Always rewind to a default position of surprise when I pass Downing Street, surprised that it’s not really a street at all; more a half-way between Granada Studio’s Coronation Street set and an aggressively guarded compound. Whenever you see a photo/story featuring No 10, it only focus’s on the house, not the street, which is mainly constituted of massive Portland stone ministerial buildings that that sandwich no 10.

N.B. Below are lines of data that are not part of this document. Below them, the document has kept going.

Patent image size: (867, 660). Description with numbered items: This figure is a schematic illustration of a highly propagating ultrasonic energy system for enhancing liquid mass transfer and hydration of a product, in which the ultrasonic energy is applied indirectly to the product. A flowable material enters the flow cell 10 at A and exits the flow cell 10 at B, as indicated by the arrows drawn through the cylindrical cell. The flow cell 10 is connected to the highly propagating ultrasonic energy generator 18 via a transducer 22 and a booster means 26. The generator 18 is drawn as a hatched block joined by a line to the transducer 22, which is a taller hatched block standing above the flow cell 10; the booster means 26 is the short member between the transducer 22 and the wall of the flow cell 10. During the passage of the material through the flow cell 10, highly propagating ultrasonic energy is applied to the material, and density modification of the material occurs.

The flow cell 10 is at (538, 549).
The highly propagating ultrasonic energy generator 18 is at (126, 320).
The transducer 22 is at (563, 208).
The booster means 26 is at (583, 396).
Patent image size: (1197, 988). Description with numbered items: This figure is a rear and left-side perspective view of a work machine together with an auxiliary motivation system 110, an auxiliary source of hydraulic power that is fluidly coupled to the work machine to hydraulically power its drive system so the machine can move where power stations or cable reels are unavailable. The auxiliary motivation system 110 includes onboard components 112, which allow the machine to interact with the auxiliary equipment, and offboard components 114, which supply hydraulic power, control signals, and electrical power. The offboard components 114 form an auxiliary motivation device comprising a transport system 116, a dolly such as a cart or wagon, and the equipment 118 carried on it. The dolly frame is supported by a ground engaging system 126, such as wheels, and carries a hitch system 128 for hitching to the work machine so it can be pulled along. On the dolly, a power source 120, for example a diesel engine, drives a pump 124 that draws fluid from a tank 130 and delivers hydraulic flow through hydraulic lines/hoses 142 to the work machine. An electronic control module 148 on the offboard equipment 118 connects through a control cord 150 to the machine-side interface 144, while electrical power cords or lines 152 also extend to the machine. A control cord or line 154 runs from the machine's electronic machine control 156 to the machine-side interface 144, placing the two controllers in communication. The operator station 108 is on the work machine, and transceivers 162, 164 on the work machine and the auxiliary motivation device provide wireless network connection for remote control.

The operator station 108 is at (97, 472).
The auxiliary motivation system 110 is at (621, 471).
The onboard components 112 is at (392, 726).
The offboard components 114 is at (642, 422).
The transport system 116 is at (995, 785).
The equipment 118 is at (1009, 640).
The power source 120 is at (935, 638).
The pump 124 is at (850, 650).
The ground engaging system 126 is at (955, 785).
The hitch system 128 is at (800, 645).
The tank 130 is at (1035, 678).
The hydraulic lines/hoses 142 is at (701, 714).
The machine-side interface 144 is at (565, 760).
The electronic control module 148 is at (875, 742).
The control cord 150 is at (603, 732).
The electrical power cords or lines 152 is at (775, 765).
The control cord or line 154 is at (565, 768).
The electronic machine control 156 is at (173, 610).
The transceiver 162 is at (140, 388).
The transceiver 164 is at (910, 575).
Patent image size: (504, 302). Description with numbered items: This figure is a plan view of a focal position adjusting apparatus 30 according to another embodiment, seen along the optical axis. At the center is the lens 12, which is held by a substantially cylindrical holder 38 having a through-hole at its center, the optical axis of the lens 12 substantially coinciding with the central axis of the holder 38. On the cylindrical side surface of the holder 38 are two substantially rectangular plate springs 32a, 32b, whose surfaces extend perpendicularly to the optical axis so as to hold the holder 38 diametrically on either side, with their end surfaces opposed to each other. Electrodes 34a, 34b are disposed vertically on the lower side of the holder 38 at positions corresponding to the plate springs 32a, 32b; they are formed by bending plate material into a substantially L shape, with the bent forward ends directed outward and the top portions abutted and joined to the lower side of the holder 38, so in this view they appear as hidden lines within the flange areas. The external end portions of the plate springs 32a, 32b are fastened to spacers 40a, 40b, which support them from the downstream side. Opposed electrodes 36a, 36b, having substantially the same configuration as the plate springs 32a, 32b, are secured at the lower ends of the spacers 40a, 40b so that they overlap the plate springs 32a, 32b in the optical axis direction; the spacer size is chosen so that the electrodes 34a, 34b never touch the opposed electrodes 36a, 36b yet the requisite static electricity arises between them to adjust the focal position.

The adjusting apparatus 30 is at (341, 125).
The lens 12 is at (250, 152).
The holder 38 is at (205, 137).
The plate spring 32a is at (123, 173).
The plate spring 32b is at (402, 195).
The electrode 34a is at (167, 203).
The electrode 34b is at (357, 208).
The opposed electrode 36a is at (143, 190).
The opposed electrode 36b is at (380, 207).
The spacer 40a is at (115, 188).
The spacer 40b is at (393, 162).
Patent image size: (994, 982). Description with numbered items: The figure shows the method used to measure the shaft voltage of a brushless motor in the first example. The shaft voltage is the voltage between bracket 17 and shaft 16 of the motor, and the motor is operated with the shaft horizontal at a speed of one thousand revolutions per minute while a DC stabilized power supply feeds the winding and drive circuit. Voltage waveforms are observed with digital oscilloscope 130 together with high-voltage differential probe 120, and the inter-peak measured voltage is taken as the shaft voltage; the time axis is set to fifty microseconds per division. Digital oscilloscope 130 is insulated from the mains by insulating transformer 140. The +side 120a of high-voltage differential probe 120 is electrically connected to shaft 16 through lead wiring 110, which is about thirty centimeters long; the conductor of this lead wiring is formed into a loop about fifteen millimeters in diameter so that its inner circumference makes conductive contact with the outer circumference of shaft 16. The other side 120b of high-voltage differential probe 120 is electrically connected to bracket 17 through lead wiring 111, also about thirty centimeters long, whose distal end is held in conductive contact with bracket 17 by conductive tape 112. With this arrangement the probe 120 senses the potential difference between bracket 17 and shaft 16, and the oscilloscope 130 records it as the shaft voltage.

“After over an hour of confused meanderings, useless, utterly negative, exhausted text-book scribings; unsure if this demo is actually occurring (I got the time/place muddled up) I finally encounter it flowing down past Trafalgar Square. I follow it down to Parliament Square, back down past no 10. The larger the crowd, the less alienated I actually feel. I eventually find some people I know. The demo has most certainly been strengthened by Corbyn’s election victory this morning, and that he is attending this demo shortly. When we get to Parliament Square he gets to the stage. You can’t hear a word he is saying, yet the uproar from the crowd gets rid of any uncertainty towards what is happening. “Always be wary of the crowd” – maybe so, but, trust me, as somebody who’s spent a lifetime feeling alienated from groups in the usual course of life, I feel there is much to be gathered from a large group of people sharing a disparate yet unified energy. It suggests, or even ascertains a potential for an alternative to the current state of play that seemed unimaginable in this country a couple of years back. ”



“It’s a quest to retain an optimism from which alternatives can be nurtured within. But too tired to deal with the growing atmosphere of lairyness that seems to be taking over the area close to King’s Cross/ST Pancras. Football fans heading home meet half-drunk pleasure-fix-seekers to make for an environment I never expect in London. But London is England; the shit, perpetual con-trick of our corporate culture, and the ensuing frustrations are all out to play here on a Saturday just like any other town or city up and down the country. Large swaves of London are still just the England-kept-provincial under Thatcherite occupation, but on steroids. After leaving an Internet cafe I need somewhere to sit with a pint for some time but can’t find a cash machine. I walk up and down, in what seems like miles judging on how tired I am now. I finally find one, only for it say it will charge me £1.50 for using it. Have to walk all way back again. Pass more homeless that I have to shut my head off to this time, drained of social compassion. A group of men mock a trans-gendered person in that abuse-disguised-as-laddish-banter style we all know well; “it’s water off a duck’s back, no doubt”, yet I doubt that very much – more like collateral damage. 13 million people and still they find time to pick on one of them. Eventually find a cash machine and a pub that is only just off the main road. So it feels so odd that it’s completely absent of the UKWEEKEND aura. Sit outside, nobody hassles me. I write and relax and find a potential in the city, and in the country again, for something different than this lost-decade I share with most. Things might be changing, but this is a long-long game, and I carry on in a punch-drunk manner.”

“On the train back I close my eyes. Intoxicated by the sensory overload of a London, that, these days can often resemble the hallucination of walking inside the World-Wide-Web, and, inevitably, alcohol. I am exhausted. I see pictures of things traveling so fast I can’t make them out – traveling faster than the speed of the train. The drink’s kicking in, and again I’m feeling I need companionship, and not just meaningless, nihilist bullshit; something that at least feels real. Tired of consuming the boring medication to endure the ‘Boring Dystopia’. How do I return to a point where things are fresh and can surprise again?”